Dalam negara demokrasi, keraguan terhadap suatu dokumen publik sebenarnya bukan tindak pidana. Yang menjadi tindak pidana adalah apabila seseorang secara sengaja menyebarkan tuduhan yang diketahui tidak benar, dengan tujuan merusak nama baik orang lain.
Karena itu, inti persoalan hukum bukanlah “bertanya tentang ijazah”, melainkan apakah para tersangka dianggap telah melampaui batas pertanyaan dan masuk ke wilayah tuduhan yang memenuhi unsur fitnah atau pencemaran nama baik menurut hukum pidana.
Polda Metro Jaya sendiri telah menetapkan sejumlah tersangka dan berkas perkara telah dinyatakan lengkap (P-21) oleh jaksa sebelum dilakukan penahanan dan pelimpahan perkara ke pengadilan.
Tetapi dari sudut pandang publik, muncul paradoks yang sulit diabaikan.
Jika memang seluruh dokumen telah jelas dan sah, mengapa polemik ini tidak pernah benar-benar berakhir? Mengapa sebagian masyarakat tetap merasa belum memperoleh jawaban yang memuaskan?
Di era keterbukaan informasi, legitimasi tidak hanya dibangun melalui putusan hukum, tetapi juga melalui transparansi. Apa yang dianggap selesai oleh negara belum tentu dianggap selesai oleh masyarakat.
Karena itu, kasus Roy Suryo dan Dokter Tifa sesungguhnya telah melampaui persoalan dua orang warga negara yang berhadapan dengan aparat penegak hukum. Kasus ini telah berubah menjadi perdebatan tentang batas antara kebebasan bertanya dan pencemaran nama baik; antara hak warga untuk mengkritik dan hak individu untuk melindungi reputasinya.

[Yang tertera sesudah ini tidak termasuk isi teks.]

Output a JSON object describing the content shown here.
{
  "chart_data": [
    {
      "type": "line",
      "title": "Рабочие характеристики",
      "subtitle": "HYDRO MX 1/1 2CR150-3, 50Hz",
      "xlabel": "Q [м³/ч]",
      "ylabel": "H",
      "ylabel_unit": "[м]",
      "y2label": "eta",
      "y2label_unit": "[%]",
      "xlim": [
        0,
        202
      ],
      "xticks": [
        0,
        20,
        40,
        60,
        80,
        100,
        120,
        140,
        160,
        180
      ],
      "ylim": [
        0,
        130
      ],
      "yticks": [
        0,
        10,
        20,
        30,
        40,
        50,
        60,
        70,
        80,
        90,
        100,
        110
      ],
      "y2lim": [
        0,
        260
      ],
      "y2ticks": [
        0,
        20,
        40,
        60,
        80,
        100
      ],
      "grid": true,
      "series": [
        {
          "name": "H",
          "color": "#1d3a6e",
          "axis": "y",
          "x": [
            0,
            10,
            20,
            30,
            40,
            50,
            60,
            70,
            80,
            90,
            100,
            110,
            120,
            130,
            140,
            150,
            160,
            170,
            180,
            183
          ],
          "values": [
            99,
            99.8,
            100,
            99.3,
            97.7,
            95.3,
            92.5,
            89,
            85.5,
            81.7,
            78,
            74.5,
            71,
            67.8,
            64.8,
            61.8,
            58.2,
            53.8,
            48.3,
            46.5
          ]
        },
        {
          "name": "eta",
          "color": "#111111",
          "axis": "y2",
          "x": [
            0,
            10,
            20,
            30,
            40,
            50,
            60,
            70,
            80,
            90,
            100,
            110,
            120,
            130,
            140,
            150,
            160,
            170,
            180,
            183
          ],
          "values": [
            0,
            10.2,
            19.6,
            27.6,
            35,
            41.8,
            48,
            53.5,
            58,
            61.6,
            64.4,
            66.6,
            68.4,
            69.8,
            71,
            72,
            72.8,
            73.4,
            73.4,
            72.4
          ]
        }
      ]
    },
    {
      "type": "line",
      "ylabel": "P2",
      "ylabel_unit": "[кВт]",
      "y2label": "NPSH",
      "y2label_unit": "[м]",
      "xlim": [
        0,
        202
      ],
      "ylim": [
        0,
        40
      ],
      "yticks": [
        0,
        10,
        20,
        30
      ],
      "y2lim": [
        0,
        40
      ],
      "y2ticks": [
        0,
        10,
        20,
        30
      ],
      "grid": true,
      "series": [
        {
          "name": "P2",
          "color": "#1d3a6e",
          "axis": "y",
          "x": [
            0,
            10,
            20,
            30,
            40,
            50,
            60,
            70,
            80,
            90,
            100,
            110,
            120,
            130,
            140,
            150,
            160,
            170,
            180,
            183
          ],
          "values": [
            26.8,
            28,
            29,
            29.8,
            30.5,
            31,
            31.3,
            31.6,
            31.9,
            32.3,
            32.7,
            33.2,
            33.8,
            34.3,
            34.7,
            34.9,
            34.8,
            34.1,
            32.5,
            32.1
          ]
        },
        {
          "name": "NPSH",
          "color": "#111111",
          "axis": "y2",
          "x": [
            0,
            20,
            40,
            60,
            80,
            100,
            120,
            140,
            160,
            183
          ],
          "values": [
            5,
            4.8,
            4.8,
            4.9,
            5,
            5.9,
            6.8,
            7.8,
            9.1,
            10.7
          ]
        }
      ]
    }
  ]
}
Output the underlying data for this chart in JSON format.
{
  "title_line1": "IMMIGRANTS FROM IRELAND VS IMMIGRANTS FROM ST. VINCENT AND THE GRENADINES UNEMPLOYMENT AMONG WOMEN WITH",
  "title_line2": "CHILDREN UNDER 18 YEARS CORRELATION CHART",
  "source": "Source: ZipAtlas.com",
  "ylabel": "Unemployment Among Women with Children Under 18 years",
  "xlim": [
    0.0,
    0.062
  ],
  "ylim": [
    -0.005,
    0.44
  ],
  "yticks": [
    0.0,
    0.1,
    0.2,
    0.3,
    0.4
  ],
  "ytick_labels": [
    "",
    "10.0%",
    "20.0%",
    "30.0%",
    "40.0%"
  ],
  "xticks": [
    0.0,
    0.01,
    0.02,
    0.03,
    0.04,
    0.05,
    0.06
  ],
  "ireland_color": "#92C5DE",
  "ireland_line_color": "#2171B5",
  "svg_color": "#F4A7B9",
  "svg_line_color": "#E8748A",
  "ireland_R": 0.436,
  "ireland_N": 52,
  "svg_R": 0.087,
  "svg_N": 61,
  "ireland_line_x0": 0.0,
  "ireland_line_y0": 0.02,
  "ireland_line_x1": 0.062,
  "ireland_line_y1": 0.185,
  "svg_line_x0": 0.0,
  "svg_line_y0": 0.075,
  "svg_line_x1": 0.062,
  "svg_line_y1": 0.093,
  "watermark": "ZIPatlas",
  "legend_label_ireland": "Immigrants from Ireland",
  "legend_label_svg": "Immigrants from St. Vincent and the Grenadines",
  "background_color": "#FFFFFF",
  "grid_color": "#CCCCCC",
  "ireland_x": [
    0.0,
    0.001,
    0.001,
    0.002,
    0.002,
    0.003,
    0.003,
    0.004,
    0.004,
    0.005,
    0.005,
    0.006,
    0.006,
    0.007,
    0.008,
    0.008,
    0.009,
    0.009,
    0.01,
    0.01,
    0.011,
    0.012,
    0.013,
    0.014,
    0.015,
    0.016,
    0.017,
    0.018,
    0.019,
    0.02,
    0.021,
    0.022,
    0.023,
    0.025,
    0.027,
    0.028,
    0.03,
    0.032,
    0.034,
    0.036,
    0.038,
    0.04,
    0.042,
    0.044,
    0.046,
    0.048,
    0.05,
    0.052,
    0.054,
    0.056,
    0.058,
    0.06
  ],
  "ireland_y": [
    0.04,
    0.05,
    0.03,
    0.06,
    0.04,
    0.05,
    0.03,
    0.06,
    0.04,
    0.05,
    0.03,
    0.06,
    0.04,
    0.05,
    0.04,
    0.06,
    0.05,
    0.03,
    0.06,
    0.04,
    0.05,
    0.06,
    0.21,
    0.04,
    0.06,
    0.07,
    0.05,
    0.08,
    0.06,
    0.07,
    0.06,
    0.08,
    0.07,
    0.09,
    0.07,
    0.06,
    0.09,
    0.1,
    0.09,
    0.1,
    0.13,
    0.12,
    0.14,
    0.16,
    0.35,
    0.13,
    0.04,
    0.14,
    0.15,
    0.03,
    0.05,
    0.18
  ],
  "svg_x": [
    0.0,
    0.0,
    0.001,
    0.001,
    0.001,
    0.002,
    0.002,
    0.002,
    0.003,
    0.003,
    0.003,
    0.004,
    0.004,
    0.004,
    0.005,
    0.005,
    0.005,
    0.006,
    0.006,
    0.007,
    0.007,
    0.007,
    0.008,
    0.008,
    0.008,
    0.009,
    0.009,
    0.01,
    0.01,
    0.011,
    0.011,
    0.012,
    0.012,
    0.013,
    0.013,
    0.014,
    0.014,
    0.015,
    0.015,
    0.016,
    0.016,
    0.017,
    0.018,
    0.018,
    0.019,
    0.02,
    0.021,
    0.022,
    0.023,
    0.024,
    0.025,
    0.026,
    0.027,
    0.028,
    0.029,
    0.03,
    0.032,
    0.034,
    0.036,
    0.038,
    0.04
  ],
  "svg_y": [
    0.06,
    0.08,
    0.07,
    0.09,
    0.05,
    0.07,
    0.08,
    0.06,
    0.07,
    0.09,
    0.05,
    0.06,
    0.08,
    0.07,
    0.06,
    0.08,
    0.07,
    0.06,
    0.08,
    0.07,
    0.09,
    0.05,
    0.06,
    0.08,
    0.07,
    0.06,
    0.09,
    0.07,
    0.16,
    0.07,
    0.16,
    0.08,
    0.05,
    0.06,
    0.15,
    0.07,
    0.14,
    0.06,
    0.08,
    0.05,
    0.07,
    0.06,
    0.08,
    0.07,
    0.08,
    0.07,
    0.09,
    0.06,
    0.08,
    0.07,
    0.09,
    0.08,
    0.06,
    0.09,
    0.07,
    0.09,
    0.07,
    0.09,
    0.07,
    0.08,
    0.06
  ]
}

Demokrasi membutuhkan keduanya.
Negara tidak boleh membiarkan fitnah berkembang tanpa dasar. Tetapi negara juga tidak boleh menciptakan kesan bahwa setiap pertanyaan kritis dapat berujung pada kriminalisasi.
Pada akhirnya, pengadilanlah yang akan menentukan apakah tuduhan yang disampaikan Roy Suryo dan Dokter Tifa memenuhi unsur pidana atau merupakan bagian dari ekspresi dan kritik yang dilindungi hukum.
Namun satu hal pasti: penahanan tidak otomatis menjawab pertanyaan publik. Penahanan adalah proses hukum. Sedangkan kebenaran adalah sesuatu yang harus dapat diterima oleh akal sehat masyarakat.
Dalam perkara ini, sejarah mungkin tidak hanya akan mencatat siapa yang dipenjara atau siapa yang menang di pengadilan. Sejarah juga akan mencatat bagaimana negara menjawab keraguan publik terhadap sebuah dokumen yang selama bertahun-tahun menjadi polemik nasional.